Comme on peut le voir sur le graphique de la production de diamant, il n’y a pas de divergence entre la production de diamant naturel et synthétique, quand la demande de diamant est là les deux avancent dans le même sens. Si le diamant synthétique n’existait pas le prix du diamant serait encore plus élevé car la production mondiale de diamant naturel est insuffisante pour répondre à toute la demande.
En Afrique du sud la production de diamant a débuté il y a plus de 130 ans et dans beaucoup de pays d’Afrique la production de diamant est presque centenaire (Namibie, Zimbabwe, République démocratique du Congo, Angola, Ghana, Sierra Leone, Liberia, Tanzanie).

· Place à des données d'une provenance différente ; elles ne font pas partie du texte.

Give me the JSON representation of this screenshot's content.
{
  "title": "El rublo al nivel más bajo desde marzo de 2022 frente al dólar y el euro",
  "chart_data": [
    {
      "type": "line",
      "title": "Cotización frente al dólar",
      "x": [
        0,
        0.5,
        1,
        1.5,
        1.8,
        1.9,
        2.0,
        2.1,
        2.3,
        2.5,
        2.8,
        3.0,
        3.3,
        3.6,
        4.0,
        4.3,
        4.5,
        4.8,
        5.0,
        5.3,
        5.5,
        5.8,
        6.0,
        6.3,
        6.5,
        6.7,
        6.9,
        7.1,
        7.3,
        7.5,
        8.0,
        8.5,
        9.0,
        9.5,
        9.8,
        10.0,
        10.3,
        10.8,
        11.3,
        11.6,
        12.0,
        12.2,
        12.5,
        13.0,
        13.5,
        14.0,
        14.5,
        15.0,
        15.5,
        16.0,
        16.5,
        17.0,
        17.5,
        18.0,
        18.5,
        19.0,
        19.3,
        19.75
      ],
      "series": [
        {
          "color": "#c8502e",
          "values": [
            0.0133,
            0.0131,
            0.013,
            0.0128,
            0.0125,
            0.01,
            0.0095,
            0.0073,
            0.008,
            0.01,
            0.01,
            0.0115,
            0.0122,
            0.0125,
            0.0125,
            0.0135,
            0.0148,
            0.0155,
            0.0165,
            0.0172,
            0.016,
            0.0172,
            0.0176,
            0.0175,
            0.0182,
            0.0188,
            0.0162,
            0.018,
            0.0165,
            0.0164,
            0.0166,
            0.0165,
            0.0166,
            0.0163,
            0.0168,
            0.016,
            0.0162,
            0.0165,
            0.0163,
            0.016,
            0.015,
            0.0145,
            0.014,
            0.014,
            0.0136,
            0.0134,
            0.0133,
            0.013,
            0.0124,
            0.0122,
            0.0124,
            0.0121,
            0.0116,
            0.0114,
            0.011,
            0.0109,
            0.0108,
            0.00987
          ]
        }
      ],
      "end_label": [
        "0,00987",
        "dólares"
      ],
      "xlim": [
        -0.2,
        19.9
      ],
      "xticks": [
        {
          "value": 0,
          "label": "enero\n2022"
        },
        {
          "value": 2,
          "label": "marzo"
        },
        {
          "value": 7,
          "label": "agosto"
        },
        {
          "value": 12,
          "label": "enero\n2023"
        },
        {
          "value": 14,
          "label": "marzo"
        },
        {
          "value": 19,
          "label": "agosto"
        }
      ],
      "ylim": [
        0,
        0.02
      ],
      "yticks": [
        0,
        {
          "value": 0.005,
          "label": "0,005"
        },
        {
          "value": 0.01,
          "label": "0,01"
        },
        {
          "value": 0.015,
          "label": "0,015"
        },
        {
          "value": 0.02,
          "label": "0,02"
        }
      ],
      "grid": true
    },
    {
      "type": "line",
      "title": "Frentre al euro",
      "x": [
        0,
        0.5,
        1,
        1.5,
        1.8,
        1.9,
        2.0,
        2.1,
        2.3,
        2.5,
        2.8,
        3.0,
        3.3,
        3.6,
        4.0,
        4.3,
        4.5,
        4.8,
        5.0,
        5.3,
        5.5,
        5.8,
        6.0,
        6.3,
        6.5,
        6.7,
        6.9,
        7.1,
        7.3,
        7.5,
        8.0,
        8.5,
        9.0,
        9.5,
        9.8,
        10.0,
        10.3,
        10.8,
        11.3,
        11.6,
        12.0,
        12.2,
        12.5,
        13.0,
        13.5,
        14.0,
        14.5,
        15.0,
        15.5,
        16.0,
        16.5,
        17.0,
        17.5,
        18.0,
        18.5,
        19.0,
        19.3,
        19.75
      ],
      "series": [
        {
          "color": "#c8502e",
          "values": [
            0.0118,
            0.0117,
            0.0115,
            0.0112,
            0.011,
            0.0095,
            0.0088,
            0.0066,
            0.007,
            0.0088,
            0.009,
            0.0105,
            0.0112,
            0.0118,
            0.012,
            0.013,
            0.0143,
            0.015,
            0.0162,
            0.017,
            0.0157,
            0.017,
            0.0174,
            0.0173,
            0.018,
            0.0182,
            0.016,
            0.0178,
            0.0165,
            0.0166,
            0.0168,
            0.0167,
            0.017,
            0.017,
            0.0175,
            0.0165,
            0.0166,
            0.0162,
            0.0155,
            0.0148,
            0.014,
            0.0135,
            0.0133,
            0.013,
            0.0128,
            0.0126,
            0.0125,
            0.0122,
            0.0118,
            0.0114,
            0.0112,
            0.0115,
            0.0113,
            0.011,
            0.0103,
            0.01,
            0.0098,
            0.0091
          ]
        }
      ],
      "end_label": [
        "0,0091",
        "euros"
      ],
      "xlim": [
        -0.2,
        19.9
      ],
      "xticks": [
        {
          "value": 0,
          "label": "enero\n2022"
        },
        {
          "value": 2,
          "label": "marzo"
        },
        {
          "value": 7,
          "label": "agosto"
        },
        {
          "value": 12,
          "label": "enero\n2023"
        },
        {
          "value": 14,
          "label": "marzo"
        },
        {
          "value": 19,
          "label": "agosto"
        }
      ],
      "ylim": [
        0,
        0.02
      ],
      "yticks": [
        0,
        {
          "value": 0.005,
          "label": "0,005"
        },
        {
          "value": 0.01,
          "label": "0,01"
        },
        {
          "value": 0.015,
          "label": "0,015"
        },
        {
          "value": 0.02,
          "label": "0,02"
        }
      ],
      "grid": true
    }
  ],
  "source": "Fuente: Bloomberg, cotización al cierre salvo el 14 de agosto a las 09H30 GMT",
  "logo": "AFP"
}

Au brésil la production de diamant a même débuté au début du 18ème, en Russie l’exploitation intensive des diamants a débuté dans les années cinquante. Depuis le début des années 90 le nouvel Eldorado du diamant c’est le Canada, le nord du Canada, la partie la plus froide et isolée. Il y est très coûteux d’y construire une mine de diamant, les nouveaux projets de mines de diamant y sont dignes des pharaons, certaines mines dépassent le milliard de dollars d’investissement. Le premier producteur de diamant au monde, qui est au Diamant ce que Rockefeller est au monde du  pétrole, qui domine la production de diamant depuis plus de 130 ans a achevé de construire en 2007 deux mégas projets au Canada alors que depuis un siècle sa production a lieu en Afrique, la terre du diamant.
Lui ne semble pas douter de la pérennité de la demande mondiale pour le diamant naturel.